The positivity rate of COVID testing in Tennessee is starting to dip below 10% after a sharp rise in July. The decline shows spread of the virus is more controlled, though the closely-watched figure can be unreliable.
The positivity rate is basically the percentage of COVID tests that come back positive. If the number is high like it was in Tennessee at the end of August — when one-in-five tests were positive for a stint — then epidemiologists assume there are many more cases in the community going undiagnosed.
Some officials even hang policies on this figure. Rutherford County, for instance, is waiting for three consecutive weeks below 10% positivity to lift a school mask mandate.
“It’s so inconsistent. To use it as the litmus for moving policy is extremely concerning to me,” says Jessica Malaty Rivera, who helped lead the COVID-19 Tracking Project. She is now a research fellow at Boston Children’s Hospital.
The positivity rate is a statistic that varies from state to state, and there is no federal standard. Even from one tracker to another, the current positivity rate for Tennessee ranges from 10% to 14%.
Rivera says the rate can change drastically depending on whether it’s a 3-day average or a 14-day average. Or it can be thrown off wildly by testing surges or slowdowns, seen almost every week when a bulge of tests is calculated on Mondays. She calls the peaks and drops “a flaming red flag of unreliability.”
Epidemiologists like Rivera say the positivity rate should only be considered as one of several factors.
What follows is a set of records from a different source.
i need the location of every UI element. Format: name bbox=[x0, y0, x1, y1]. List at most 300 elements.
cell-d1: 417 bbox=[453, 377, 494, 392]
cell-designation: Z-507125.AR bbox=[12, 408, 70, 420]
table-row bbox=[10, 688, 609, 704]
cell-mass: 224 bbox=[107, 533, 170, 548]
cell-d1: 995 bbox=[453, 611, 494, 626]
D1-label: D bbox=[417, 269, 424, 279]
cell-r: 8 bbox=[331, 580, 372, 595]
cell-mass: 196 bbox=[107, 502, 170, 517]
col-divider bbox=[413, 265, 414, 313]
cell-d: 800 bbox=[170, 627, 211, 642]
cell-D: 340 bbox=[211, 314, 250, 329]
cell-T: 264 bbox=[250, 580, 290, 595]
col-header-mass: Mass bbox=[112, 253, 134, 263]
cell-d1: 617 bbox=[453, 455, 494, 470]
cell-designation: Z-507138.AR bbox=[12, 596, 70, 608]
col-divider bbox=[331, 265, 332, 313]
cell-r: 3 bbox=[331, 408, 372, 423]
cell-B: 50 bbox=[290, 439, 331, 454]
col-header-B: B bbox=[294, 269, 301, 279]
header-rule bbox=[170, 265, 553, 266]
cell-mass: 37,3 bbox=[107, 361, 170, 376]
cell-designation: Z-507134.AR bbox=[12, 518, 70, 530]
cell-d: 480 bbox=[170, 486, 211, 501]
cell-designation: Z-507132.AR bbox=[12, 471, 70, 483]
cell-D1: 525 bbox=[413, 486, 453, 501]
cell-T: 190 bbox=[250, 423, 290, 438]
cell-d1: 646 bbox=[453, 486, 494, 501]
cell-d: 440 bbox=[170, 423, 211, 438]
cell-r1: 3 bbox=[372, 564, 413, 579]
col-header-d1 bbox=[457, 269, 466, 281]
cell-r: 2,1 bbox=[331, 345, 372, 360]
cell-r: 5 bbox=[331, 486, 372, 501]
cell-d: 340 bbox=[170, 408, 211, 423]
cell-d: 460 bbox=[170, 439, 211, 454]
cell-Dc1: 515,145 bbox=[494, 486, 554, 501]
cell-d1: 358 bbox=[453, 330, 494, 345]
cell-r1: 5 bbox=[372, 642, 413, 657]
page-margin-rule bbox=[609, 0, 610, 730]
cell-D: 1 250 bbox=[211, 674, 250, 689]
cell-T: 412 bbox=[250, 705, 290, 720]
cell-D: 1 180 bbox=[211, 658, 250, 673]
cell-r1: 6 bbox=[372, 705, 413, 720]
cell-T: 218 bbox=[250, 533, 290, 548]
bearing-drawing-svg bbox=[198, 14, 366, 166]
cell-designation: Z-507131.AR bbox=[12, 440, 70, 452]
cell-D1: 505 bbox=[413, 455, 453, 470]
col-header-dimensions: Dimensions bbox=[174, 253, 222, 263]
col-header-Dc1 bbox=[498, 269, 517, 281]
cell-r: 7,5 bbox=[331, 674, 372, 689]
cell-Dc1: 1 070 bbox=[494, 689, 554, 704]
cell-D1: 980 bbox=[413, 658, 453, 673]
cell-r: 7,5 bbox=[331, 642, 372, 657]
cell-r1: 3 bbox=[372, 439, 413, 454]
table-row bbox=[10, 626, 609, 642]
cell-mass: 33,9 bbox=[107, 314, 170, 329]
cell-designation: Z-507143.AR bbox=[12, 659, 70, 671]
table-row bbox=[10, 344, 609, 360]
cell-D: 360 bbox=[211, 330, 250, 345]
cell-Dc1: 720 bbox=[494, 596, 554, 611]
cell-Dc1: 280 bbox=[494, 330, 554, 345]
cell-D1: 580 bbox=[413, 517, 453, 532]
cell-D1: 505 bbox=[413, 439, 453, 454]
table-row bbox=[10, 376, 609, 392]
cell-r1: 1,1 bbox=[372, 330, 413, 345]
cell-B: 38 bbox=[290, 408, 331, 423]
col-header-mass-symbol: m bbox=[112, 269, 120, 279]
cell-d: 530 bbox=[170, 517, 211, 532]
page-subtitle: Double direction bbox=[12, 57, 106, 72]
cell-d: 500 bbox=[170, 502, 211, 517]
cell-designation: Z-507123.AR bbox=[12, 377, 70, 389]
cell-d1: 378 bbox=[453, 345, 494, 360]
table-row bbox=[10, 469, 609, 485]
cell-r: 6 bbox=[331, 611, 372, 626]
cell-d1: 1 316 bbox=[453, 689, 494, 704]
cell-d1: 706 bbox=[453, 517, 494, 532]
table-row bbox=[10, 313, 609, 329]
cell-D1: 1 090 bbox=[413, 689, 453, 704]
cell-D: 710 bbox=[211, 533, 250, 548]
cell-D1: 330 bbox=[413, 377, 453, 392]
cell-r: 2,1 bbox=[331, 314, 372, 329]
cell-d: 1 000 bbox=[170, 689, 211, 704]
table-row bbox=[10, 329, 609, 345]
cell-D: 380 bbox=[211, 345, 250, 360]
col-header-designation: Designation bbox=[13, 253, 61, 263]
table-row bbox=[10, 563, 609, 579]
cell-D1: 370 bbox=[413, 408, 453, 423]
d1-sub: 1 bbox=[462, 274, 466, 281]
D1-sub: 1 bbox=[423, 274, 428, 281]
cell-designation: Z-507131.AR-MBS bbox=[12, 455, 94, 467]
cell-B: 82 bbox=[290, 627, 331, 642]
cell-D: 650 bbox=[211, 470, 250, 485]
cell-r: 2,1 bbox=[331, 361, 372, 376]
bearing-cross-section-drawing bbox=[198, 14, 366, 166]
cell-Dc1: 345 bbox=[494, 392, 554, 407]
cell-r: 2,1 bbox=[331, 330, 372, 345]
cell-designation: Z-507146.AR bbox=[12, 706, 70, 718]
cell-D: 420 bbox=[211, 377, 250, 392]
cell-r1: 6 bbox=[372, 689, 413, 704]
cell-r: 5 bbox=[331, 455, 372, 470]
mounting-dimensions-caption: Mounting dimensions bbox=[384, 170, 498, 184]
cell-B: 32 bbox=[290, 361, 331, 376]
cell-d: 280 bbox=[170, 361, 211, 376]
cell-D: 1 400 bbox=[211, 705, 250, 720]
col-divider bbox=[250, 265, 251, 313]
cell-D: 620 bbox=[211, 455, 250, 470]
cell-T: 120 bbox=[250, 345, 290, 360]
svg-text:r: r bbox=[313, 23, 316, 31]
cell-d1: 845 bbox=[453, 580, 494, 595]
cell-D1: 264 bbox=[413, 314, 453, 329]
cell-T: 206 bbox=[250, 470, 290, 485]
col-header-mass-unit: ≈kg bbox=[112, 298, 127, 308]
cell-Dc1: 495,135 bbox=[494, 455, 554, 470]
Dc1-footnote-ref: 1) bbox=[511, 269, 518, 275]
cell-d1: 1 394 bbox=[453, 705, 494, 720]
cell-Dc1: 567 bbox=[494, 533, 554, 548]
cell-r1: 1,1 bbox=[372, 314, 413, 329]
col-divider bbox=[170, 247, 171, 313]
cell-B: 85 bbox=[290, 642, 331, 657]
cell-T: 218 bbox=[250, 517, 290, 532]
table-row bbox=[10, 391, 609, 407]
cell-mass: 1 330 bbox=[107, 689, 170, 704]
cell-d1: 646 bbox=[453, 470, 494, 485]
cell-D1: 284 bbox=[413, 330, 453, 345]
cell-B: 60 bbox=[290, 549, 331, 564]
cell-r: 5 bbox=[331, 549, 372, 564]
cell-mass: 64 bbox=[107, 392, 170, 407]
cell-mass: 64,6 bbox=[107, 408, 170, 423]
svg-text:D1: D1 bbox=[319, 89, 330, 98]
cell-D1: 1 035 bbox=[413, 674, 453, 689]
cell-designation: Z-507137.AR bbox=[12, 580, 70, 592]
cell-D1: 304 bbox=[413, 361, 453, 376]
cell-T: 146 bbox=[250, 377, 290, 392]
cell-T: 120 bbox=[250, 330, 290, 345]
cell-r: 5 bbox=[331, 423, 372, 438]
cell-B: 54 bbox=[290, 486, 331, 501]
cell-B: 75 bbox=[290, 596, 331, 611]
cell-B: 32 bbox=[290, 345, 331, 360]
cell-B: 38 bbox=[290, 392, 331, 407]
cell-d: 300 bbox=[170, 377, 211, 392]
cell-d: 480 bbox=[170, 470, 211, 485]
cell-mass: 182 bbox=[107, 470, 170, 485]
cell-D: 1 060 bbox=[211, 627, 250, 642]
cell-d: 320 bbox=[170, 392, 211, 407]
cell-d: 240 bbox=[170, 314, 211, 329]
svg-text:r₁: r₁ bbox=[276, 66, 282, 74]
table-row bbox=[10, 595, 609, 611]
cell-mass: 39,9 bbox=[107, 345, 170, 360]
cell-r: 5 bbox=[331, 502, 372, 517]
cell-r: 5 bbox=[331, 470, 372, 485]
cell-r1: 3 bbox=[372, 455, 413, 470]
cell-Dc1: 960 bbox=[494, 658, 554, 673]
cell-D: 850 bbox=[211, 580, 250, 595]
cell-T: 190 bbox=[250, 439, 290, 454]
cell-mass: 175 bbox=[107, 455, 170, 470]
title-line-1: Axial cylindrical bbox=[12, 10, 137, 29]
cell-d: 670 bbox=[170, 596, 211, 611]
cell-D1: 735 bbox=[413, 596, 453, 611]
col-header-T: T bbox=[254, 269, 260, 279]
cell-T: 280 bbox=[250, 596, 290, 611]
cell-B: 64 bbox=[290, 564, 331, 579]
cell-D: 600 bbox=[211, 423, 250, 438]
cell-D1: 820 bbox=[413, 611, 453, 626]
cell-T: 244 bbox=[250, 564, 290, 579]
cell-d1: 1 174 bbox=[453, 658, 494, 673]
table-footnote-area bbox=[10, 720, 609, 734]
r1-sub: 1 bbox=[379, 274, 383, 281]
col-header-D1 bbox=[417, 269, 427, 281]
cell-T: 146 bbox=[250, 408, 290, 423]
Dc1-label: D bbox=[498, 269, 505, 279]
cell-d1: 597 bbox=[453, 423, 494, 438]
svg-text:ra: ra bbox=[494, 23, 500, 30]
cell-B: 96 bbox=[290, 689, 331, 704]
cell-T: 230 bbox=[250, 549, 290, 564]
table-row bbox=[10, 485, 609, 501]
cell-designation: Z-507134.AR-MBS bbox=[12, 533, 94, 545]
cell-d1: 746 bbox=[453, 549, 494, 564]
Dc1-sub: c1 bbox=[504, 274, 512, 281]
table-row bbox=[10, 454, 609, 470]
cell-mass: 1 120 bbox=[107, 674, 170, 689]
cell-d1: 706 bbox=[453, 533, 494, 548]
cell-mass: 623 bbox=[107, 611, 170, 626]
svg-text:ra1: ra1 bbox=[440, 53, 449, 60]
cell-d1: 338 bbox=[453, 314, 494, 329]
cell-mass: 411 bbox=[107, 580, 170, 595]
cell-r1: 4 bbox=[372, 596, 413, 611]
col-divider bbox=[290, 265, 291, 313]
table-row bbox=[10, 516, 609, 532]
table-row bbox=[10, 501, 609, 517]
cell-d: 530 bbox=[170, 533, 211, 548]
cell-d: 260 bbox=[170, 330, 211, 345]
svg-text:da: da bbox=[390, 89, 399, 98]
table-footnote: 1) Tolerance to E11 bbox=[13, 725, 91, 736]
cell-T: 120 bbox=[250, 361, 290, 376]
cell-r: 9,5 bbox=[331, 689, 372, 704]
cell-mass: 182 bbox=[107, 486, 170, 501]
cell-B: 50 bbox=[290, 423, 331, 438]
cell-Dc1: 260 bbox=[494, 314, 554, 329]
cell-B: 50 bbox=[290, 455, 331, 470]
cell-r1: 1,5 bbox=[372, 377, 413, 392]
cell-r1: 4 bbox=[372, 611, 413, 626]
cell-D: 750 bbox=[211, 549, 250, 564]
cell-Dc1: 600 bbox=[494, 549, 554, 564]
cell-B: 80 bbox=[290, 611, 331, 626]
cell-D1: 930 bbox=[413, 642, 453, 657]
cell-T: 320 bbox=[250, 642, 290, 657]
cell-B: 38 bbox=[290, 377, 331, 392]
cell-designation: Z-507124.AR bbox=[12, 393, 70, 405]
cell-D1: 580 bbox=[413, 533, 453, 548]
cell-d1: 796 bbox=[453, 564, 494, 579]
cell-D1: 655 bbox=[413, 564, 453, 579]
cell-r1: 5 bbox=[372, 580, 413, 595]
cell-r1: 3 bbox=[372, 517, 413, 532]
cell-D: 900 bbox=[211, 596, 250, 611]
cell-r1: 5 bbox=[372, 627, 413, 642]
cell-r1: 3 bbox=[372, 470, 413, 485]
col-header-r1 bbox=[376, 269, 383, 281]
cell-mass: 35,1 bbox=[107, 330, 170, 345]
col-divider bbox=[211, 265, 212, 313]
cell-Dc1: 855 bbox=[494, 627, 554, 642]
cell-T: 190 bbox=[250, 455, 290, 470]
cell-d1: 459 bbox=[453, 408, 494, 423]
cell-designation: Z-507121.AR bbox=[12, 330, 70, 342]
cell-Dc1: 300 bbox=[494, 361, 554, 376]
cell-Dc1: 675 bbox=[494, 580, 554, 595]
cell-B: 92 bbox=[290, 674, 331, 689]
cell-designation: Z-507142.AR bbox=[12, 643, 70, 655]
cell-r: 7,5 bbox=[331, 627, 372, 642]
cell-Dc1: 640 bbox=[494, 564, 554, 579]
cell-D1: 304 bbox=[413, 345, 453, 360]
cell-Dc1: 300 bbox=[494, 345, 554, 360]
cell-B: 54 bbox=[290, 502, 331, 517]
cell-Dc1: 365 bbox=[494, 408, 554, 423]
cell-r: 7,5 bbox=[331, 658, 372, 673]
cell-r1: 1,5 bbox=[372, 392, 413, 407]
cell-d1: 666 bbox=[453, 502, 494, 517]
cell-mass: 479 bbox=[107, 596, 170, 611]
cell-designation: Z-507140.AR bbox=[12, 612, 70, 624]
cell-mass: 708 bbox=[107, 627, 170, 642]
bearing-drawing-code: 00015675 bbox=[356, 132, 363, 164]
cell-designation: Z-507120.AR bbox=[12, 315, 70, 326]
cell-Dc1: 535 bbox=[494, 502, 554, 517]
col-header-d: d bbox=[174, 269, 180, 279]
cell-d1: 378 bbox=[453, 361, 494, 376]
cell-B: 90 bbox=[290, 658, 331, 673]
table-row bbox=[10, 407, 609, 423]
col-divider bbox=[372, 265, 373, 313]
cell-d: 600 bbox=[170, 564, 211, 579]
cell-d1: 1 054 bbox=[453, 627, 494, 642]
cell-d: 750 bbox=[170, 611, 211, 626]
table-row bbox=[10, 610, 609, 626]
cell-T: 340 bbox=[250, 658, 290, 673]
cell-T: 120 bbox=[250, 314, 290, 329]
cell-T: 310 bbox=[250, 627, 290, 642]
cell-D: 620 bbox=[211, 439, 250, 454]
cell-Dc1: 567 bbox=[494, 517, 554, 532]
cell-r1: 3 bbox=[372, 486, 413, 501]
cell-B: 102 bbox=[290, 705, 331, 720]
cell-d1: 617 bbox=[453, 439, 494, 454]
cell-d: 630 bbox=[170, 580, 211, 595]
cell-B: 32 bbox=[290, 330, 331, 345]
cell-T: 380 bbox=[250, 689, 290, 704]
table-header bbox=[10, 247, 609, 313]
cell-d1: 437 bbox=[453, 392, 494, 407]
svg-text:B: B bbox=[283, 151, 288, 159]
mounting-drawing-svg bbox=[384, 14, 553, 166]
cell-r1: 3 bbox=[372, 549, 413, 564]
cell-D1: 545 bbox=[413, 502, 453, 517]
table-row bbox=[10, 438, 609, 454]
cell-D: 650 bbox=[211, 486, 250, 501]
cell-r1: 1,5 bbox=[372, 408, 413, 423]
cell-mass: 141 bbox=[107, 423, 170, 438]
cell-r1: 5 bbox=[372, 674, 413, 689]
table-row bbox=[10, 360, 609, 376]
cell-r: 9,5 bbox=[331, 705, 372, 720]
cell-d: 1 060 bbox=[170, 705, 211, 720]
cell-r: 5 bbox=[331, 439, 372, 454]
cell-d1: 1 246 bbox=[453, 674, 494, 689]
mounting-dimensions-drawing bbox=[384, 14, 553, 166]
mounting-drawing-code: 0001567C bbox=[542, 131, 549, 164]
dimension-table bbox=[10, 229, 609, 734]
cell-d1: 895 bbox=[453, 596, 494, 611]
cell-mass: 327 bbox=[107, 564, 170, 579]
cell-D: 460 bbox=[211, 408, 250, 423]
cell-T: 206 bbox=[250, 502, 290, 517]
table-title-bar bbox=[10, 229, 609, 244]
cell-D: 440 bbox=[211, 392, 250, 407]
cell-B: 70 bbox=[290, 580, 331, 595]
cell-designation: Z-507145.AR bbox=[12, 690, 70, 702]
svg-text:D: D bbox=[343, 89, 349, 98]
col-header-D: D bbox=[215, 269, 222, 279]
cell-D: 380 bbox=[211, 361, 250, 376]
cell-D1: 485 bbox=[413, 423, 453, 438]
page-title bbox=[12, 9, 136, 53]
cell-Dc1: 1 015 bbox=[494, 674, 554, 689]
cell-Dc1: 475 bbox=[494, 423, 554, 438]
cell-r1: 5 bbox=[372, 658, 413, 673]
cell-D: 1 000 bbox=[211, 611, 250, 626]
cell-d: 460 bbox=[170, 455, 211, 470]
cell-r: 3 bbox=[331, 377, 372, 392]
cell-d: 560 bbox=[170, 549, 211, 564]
And right now, the most concrete data is how many people are in the hospital with COVID.
“What’s happening in hospitals and ICUs is a much better kind of temperature gauge on the severity of what’s happening in that jurisdiction,” she says. It’s a lagging indicator, but Rivera says it’s far more dependable.
And Tennessee’s COVID hospitalizations are showing a similarly steady downward trend. They’ve dropped by nearly two-thirds from the peak last month. Despite the improvement in most COVID metrics, they still suggest there’s considerably more disease spreading in Tennessee than in the early summer.